BP's latest scenarios for oil and gas demand to 2050 show that, whether the energy transition is speedy or slow, consumption will be higher at the mid-century stage than it previously thought.

This year's BP Energy Outlook, published today, focuses on two scenarios, both at the extreme of transition outcomes. The Current Trajectory scenario — which is not consistent with a 2°C carbon budget — places weight on climate policies already in force. The 'Paris-consistent' Net Zero scenario assumes there is a significant tightening in those policies.
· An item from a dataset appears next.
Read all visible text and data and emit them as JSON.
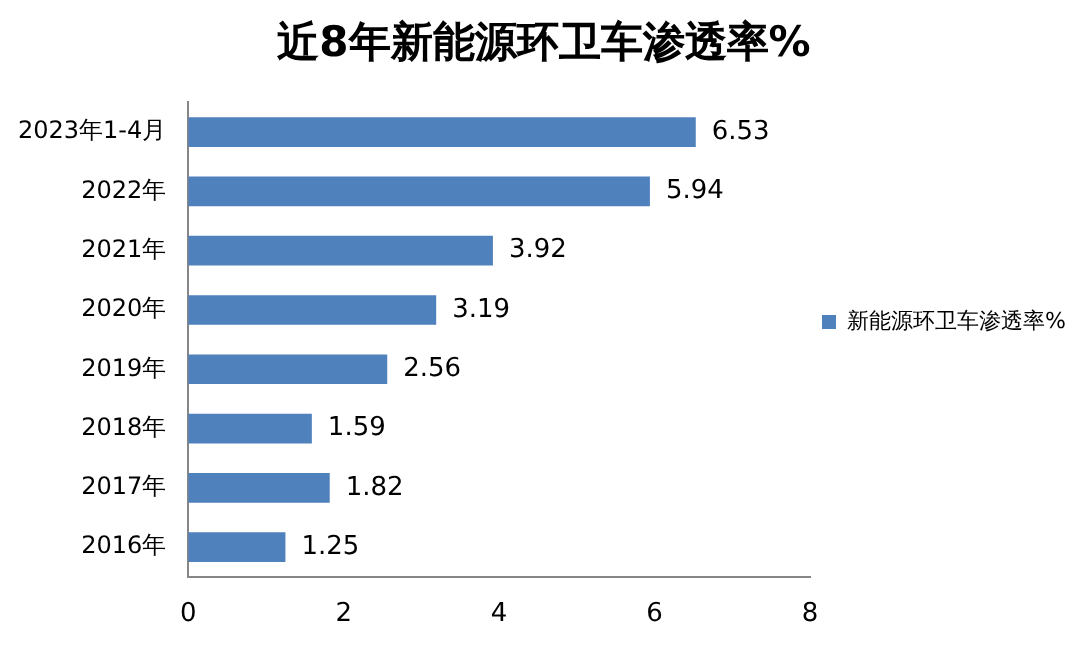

BP's projection for global oil demand to 2050 under the Current Trajectory scenario, at 76.8mn b/d, is slightly greater than the estimate it made under a similar scenario in last year's outlook for 75mn b/d. Under the the same Net Zero scenario it employed last year, BP has significantly raised its oil demand estimate for 2050 to 28.2mn b/d, from 20mn b/d.

In the medium term, BP sees oil demand at 101.7mn b/d under both scenarios in 2025. Under the Current Trajectory scenario this will plateau in the latter part of this decade before falling to 97.8mn b/d by 2035. Under the Net Zero scenario, oil demand will fall more sharply to 94.7mn b/d by 2030 and then to 80.2mn b/d by 2035.

Long road ahead

BP said the single biggest driver reducing oil consumption will be declining use of oil in road transportation, as vehicle efficiency improves and alternative fuels are used more, led by the electrification of cars and trucks.
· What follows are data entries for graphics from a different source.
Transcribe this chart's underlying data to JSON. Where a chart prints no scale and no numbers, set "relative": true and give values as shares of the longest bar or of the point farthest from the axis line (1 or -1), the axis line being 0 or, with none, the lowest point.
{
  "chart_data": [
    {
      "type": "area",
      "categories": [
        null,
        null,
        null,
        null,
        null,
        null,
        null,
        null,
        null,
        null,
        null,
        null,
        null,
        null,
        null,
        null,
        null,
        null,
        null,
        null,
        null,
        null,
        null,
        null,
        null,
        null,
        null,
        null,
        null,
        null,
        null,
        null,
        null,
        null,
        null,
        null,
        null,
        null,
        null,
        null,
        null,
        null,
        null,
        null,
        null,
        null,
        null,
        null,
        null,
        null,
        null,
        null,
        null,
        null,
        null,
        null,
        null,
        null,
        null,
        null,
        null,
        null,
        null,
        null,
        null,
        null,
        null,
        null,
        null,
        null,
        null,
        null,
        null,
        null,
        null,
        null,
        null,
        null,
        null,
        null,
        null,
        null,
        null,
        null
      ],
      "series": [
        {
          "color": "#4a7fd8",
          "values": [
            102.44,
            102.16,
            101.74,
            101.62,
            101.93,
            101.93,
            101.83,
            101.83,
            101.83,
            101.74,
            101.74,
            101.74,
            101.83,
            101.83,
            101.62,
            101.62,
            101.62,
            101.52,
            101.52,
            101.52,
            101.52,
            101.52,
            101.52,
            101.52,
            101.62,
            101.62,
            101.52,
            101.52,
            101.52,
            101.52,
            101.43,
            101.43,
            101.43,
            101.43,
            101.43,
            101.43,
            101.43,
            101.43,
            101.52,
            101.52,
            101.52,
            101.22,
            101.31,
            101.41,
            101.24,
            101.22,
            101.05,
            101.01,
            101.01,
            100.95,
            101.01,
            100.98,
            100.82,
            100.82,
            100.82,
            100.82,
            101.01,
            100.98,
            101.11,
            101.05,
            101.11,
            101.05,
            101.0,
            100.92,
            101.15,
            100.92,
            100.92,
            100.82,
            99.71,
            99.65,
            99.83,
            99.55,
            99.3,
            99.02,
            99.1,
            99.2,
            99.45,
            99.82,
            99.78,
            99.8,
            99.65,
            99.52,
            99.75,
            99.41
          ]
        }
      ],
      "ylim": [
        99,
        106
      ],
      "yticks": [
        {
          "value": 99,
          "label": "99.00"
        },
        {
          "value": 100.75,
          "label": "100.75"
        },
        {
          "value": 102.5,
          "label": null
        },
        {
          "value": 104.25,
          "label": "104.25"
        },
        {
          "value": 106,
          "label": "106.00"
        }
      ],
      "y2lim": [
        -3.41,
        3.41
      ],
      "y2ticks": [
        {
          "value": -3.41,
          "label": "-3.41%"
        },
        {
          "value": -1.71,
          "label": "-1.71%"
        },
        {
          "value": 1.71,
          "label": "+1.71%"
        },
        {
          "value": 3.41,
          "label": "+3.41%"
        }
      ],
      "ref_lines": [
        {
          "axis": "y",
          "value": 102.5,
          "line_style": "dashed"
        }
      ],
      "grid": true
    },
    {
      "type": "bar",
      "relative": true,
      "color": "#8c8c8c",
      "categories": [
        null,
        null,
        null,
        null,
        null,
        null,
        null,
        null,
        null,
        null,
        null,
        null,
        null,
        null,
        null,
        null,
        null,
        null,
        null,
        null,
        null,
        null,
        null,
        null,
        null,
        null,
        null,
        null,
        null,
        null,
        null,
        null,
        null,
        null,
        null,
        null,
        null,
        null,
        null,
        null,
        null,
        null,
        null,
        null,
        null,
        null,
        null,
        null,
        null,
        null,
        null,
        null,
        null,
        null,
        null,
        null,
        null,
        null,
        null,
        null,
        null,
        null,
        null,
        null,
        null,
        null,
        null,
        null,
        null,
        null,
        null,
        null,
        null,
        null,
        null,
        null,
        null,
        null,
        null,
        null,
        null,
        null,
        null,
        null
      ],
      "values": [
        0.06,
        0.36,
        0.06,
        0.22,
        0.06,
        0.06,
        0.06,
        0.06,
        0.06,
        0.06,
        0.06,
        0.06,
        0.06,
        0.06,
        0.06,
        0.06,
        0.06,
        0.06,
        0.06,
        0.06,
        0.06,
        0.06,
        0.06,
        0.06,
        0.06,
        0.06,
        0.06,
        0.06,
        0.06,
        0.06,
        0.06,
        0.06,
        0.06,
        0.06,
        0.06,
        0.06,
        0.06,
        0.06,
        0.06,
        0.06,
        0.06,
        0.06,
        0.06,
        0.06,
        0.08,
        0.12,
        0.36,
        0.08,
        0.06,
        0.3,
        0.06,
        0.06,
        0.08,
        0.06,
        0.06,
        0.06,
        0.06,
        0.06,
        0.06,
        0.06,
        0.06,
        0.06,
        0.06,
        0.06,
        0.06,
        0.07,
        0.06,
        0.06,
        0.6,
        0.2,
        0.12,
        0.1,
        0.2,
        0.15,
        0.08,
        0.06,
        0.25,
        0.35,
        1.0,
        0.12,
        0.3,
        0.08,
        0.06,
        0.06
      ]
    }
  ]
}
But some offsetting of this decline will occur "as rising prosperity boosts consumption of plastics, textiles and other oil-based materials," BP said.

Under the Current Trajectory scenario, oil use in road transport declines by 3.4mn b/d over the 2022-35 period and then by 15.5mn b/d between 2035-50. Under Net Zero, road transport consumption declines by 9.6mn b/d over 2022-35 and by 26mn b/d over 2035-50. Oil consumption for use in petrochemicals feedstocks increases in both scenarios through to 2035, adding 5.4mn b/d of demand in the Current Trajectory scenario and 3.5mn b/d of demand under Net Zero.
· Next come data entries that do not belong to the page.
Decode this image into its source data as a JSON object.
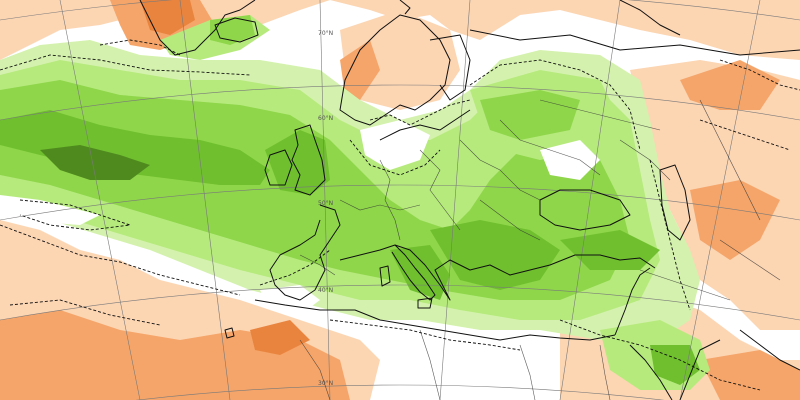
{
  "map": {
    "palette": {
      "green_dark": "#4f8a1e",
      "green_mid": "#6fbf2f",
      "green": "#8fd64a",
      "green_light": "#b6ea7d",
      "green_pale": "#d4f2ad",
      "white": "#ffffff",
      "orange_pale": "#fcd5b3",
      "orange": "#f5a569",
      "orange_dark": "#e9843e"
    },
    "latitude_labels": [
      "70°N",
      "60°N",
      "50°N",
      "40°N",
      "30°N"
    ],
    "layers": [
      "precipitation-anomaly-shading",
      "coastlines",
      "country-borders",
      "dashed-contours",
      "graticule"
    ]
  }
}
But there is a divergence after 2035 when the Current Trajectory scenario sees 1.5mn b/d going to feedstocks but the Net Zero scenario sees this falling by 5.6mn b/d. In the former scenario use of oil as a feedstock plateaus at around 25mn b/d in the 2040s, while in the latter scenario use of oil as a feedstock peaks in the 2030s.

Gas up

BP's Current Trajectory scenario has natural gas demand increasing from 3.96 trillion m³/yr in 2022 to 4.73 trillion m³/yr in 2050, slightly greater than the 4.62 trillion m³/yr estimate it had last year in its similar New Momentum scenario.

But as with its oil demand projections, the company's Net Zero scenario sees 1.80 trillion m³/yr of gas demand by mid-century against 1.66 trillion m³/yr previously. Even by 2035 the difference between the two scenarios when it comes to gas demand is stark, a gap of almost 850bn m³/yr or one-fifth of the potential demand by then.

The wide gap between scenario outcomes for gas — with gas demand growing by 19pc under the Current Trajectory projections and plummeting by 58pc under Net Zero by mid-century — reflects two significant opposing trends, BP said. The first is increasing demand in emerging economies as they grow and industrialise. The second is a shift away from natural gas to greater electrification and lower-carbon fuels. But the net effect of these depends on the speed of the energy transition.

Also underpinning BP's projections are trends common to both scenarios. One is that energy demand grows more strongly in emerging economies, driven by rising prosperity and living standards. Another is that the structure of this demand will change as fossil fuels are replaced by a growing share of low-carbon energy.

But despite oil demand declining between 2022-50 in either scenario, oil will continue to play "a significant role in the global energy system for the next 10-15 years" resulting in the need to continue investing in the oil and gas upstream, BP said.